По пути, недалеко от Черного моста, нам встречается господин Андерман, который приветствует меня. Я отвечаю ему и хочу бежать дальше. Но он хватает меня за руку и начинает рассказывать, что только что вернулся из английского города Бордой и не сегодня-завтра заявится к нам со своим отцом посмотреть наш новый дом. «Ах-ах, — говорит господин Андерман, — о вашем доме, уважаемый, рассказывают поразительные вещи». Я изображаю на лице выражение удовольствия и думаю про себя — что это значит, что он придет с отцом, разве у него есть отец, у господина Андермана? Потом я спохватываюсь, не произведет ли мое усиленное старание изобразить на своем лице удовольствие неприятного впечатления на господина Андермана. Но тут я вспоминаю о фасоли, которая превратилась в чечевицу, и меня снова охватывают дурные предчувствия.
Я не хочу, чтобы господин Андерман догадался о том, что у меня на душе, поэтому я сую руку в карман, вытаскиваю оттуда часы и вижу, что приближается девятый час, а ведь в девять доктор обычно идет в свой клуб и напивается там допьяна, а у меня дома лежат двое больных, и чем они больны — неизвестно. Господин Андерман понимает, что я спешу, но понимает это так, словно я боюсь опоздать на почту, и говорит мне: «На почте изменилось расписание, вы можете не спешить».
Я не исправляю его ошибку и не рассказываю ему о своих больных, чтобы он не стал морочить мне голову своими советами и не задерживал меня.
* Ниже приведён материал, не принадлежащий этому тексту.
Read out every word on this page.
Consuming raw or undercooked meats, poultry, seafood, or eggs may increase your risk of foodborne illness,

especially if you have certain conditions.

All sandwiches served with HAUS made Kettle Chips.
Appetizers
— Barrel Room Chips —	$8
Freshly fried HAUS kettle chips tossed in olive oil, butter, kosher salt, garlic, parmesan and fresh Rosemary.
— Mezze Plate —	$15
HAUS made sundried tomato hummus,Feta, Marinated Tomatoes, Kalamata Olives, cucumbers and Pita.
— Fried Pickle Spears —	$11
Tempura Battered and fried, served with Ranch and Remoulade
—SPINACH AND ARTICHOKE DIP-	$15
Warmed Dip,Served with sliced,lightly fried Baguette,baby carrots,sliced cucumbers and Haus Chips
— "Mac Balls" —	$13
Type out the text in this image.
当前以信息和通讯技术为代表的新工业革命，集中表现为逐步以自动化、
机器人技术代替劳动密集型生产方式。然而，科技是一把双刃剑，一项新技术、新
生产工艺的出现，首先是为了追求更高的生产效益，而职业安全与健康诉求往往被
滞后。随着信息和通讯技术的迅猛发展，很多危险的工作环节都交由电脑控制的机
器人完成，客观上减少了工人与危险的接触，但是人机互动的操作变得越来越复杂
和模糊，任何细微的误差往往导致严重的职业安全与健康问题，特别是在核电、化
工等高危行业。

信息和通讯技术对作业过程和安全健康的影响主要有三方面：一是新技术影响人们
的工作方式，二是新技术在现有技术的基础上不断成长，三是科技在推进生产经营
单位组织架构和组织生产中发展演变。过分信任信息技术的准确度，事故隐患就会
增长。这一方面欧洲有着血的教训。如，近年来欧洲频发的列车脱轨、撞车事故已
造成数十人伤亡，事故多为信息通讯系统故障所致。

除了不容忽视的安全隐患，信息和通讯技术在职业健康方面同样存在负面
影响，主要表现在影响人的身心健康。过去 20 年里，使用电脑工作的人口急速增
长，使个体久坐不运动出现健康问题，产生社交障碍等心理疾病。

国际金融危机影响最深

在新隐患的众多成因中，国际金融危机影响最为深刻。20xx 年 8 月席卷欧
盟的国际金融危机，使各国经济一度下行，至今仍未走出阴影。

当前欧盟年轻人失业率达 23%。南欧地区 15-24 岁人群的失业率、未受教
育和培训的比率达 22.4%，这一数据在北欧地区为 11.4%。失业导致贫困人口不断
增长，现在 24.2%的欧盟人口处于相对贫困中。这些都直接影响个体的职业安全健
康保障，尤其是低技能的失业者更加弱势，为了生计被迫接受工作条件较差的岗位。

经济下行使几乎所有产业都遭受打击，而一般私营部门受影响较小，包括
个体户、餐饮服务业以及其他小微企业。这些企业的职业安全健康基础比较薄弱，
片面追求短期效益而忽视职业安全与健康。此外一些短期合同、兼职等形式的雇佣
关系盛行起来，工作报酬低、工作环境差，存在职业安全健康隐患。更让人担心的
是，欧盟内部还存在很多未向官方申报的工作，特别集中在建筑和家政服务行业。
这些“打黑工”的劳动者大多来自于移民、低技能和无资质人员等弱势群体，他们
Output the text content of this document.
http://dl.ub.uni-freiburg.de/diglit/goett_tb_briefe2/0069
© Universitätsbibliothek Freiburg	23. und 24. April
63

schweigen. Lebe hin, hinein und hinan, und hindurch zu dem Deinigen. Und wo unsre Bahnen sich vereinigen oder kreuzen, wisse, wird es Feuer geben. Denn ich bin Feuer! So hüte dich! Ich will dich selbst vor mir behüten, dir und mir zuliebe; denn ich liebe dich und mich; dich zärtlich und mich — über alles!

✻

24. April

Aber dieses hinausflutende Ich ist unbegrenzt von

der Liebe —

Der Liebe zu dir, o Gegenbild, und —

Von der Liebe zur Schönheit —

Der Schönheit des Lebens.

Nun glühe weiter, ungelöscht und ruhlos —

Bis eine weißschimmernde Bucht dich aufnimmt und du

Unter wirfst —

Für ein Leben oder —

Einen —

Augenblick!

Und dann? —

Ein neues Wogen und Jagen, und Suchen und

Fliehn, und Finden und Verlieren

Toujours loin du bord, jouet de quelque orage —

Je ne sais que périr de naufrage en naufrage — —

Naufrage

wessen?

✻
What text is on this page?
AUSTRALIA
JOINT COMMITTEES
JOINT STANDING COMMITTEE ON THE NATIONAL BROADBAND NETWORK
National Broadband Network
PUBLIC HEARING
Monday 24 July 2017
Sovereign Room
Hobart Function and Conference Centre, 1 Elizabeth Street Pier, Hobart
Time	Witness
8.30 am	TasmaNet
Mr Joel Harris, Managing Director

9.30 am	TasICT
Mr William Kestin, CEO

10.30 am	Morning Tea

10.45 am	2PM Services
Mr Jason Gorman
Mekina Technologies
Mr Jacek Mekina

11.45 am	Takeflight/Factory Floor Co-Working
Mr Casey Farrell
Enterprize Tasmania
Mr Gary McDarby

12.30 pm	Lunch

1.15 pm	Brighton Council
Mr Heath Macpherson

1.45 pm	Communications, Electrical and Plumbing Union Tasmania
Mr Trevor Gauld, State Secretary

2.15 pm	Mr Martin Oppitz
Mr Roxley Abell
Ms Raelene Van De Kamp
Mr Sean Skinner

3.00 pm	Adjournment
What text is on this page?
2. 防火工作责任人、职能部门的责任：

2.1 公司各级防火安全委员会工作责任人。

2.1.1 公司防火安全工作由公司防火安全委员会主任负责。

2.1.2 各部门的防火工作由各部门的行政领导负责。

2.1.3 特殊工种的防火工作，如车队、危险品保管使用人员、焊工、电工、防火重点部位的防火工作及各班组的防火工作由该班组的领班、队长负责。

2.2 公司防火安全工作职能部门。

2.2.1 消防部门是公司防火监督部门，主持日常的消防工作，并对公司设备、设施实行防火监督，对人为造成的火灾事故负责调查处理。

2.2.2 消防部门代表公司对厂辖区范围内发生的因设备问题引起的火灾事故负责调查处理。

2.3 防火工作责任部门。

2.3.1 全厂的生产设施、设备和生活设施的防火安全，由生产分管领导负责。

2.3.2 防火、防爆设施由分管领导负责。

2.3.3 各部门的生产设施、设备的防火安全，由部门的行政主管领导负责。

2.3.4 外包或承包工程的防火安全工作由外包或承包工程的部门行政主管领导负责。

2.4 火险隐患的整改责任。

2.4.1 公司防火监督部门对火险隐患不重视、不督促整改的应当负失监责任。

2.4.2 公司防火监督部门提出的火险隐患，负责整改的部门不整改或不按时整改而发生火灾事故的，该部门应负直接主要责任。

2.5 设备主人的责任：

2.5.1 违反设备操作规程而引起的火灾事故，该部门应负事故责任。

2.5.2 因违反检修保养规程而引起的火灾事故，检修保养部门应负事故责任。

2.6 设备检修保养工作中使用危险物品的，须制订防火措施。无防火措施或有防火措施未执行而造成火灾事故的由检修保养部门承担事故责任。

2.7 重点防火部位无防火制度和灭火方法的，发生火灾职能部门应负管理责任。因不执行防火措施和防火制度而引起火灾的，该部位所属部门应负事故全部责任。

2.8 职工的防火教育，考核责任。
В эту минуту мимо нас проходит благообразного вида старик, и я вижу, что это тот кантор, пение которого я слышал в синагоге в Судный день. Многих канторов доводилось мне слышать, но, чтобы у человека даже скорбная молитва звучала так приятно и внятно, не слышал никогда. Я не раз пытался с ним заговорить, но все никак не получалось. Сейчас он поднимает на меня глаза, уставшие от плачей, и смотрит так дружелюбно, словно хочет сказать: вот, я здесь, если хочешь, давай поговорим. Но тут господин Андерман снова хватает меня за руку и не дает мне уйти. Конечно, я могу вырвать у него руку и уйти, но как раз в этот день на меня утром напала собака и порвала на мне одежду, и я понимаю, что, если я повернусь и пойду, господин Андерман увидит на мне рваный костюм.